At my mother-in-law Vina's 90th birthday party, an old family friend recalled that a little over two decades earlier he and his wife returned to the states for a furlough from teaching in a mission school, and Vina and husband, Art, traveled to Pakistan to fill in for them.
"We swapped houses," the family friend said. "We got a lovely three bedroom-two bath house in Northeast Portland, and they got a bungalow with a spitting cobra under the bed."
Who got the better deal? Show of hands, who would prefer to hear about a nice relaxing year in a middle-class home in Portland?
Fiction writers know that the story doesn't begin until something goes wrong: The new lovable puppy nearly destroys the house, mommy and daddy accidentally leave their 10-year-old behind while they go on vacation, a teenage girl discovers that her boyfriend is a vampire and the hunky guy who has a crush on her turns out to be a werewolf sworn to kill vampires (what are the odds?).
People who play it safe and have stable, uneventful lives may be happy, but I've generally found that they don't have a lot of great stories to tell. A great story has conflict, emotion and often physical danger. People listen instinctively because it teaches survival skills.
I've been lucky enough to have some gloriously bad experiences in my life. I can tell stories about being tear-gassed at a political convention, being dragged out of the Miss Missouri pageant by a hairy-knuckled thug, and - even worse - having Dick Cheney's wife go ballistic at a reception when I referred to President Reagan as "Ron."
During 25 years in TV news, I produced dozens of political debates. Would you rather hear about some of the ones that went off without a hitch or the one that was such a disaster that, when the lights finally went down, I walked out of the control room and collapsed on the restroom floor, praying for the energy to vomit?
My wife and daughter and I had a lovely cross-country car trip a few years ago - lots of wonderful times. So which of the following stories does my daughter tell more often? 1) How we stood in wonder and watched Old Faithful erupt right on schedule or 2) About the time when I was driving through a late-night rainstorm and she asked if I would like to hear more Sting, or perhaps a Beck CD and I shouted back over a thunderclap, "A little silence would be good!"
Last week, I attended a dinner party with a fellow who had recently returned from a trip to Vietnam and Cambodia.
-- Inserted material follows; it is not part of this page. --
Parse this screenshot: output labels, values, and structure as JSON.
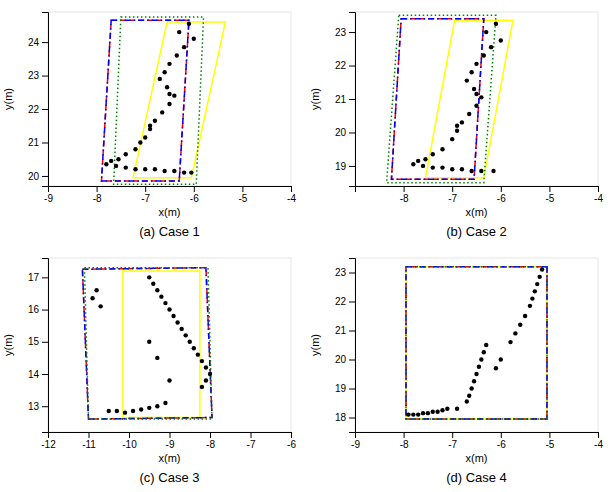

He traveled first class, stayed at four-star hotels and could not say enough about the quality of the service provided by the waiters, valets, bell hops and concierges in that part of the world: "Top drawer! First rate!"
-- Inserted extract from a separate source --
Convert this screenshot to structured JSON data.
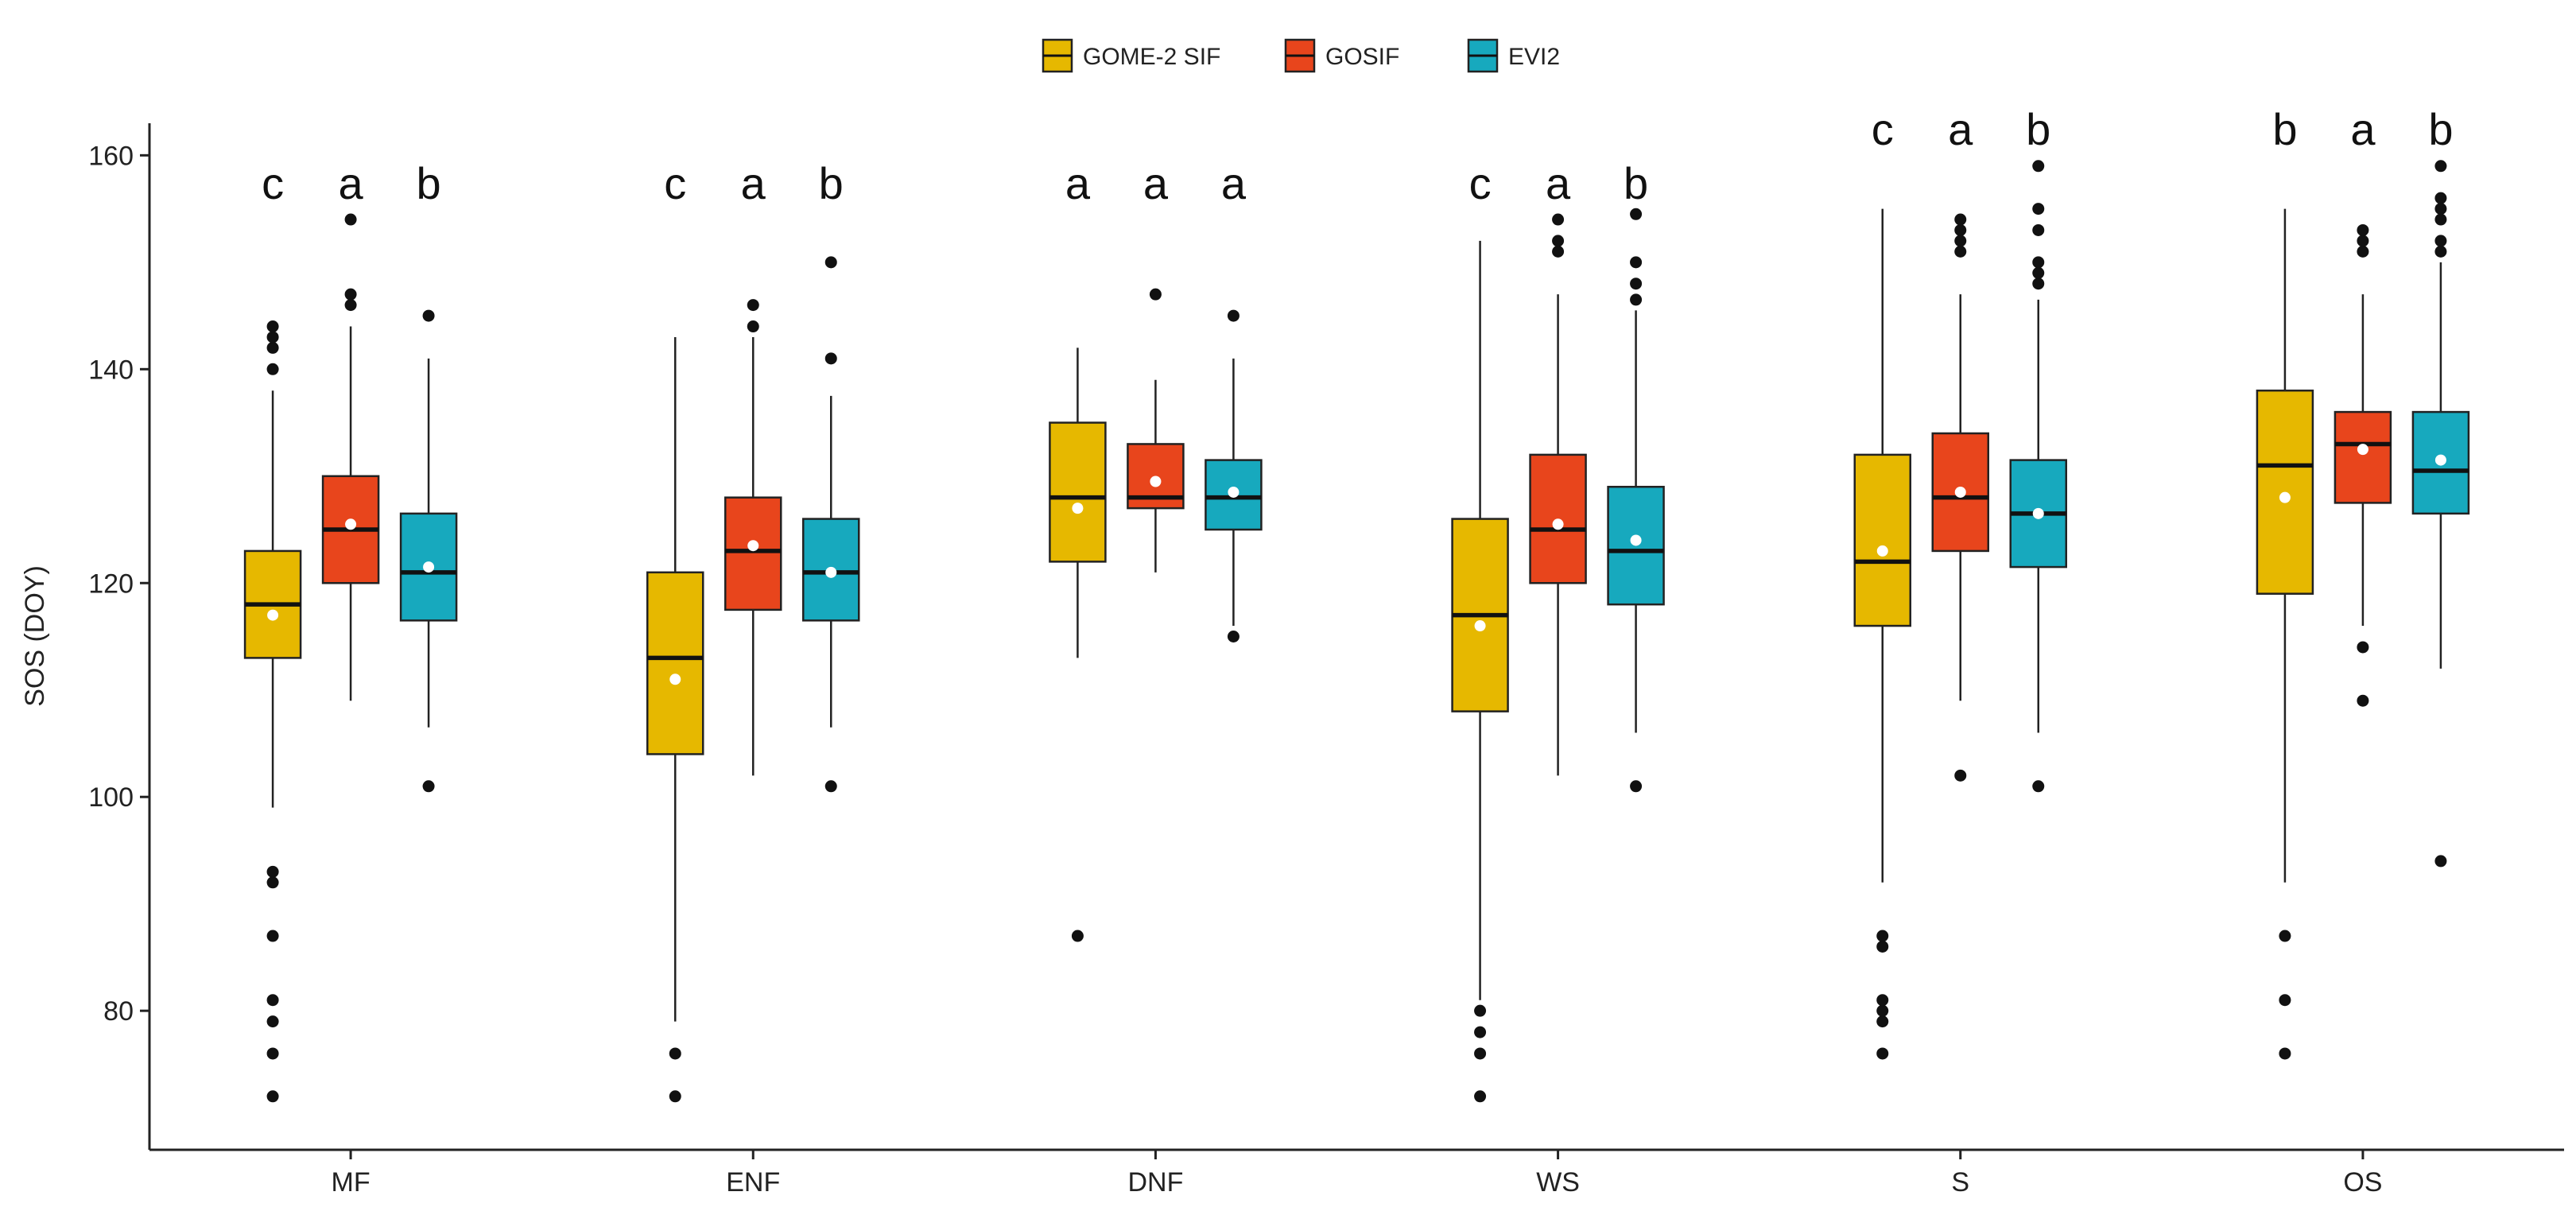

Coincidentally, another guest at that party has a daughter who is a young attorney also recently returned from Cambodia. She lived for several months on a meager stipend, stayed in a stifling, insect-friendly apartment, and often had to be accompanied by a body guard while she assisted in the genocide prosecution of members of the Khmer Rouge. Even told second-hand, her stories are riveting. The four-star travelogue? It was a little short on drama.
For those of you who would like to hear more about the stories based on events that were more pleasant at the time, I hope you will have the courtesy to sit at another table at our next dinner party.
As we Boomers start to face up to our mortality, I'm hearing a lot of convoluted ideas about what constitutes a successful life. My idea is simple: The person who goes to the grave with the best material, wins.
I'd like to think that when my time comes, my granddaughter will be sitting by my death bed, begging me to please tell just one more story.